Não sou nada Nunca serei nada Não posso querer ser nada À parte isso tenho em mim todos os sonhos do mundo (...) "Tabacaria" – Fernando Pessoa
Outros caminhos
O poema ao lado, de Anatol Knotek, além de brincar com os sentidos das palavras, se atreve também a pensar sua forma no papel. Ela não obedece a lógica linear comum dos poemas tradicionais, e trabalha em conjunto os significados dos signos (as palavras), o desbotamento da cor e o sumiço de certas letras, criando novas percepções.
O poema abaixo, de Antero de Alda, também não se permite ler pela lógica tradicional. Ele pressupõe seu “desenho” como parte indispensável da leitura, não podendo, por isso mesmo, se reduzir às palavras que o compõem. Veja você!

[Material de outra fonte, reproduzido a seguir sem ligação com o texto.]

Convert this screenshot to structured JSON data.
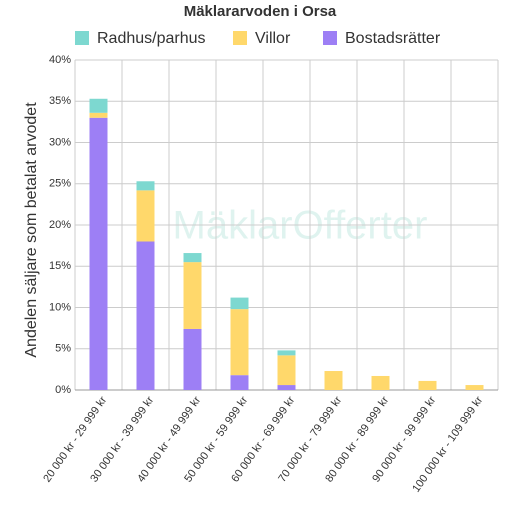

Também o poema O Pulsar, de Augusto de Campos, musicado por Caetano Veloso, partilha desse jogo de sentidos que se dá por meio dos desenhos do próprio poema:
Para encerrar, deixo para vocês a sugestão de leitura que inspirou este post, o livro O que é comunicação poética, de Décio Pignatari. Outras leituras que podem inspirá-los também se encontram em ABC da Literatura, de Ezra Pound, Tratado de Versificação, de Olavo Bilac e Guimarães Passos, Linguística e Comunicação, de Jakobson, O Que é Poesia Marginal, de Glauco Matoso, e O Arco e a Lira, de Octavio Paz.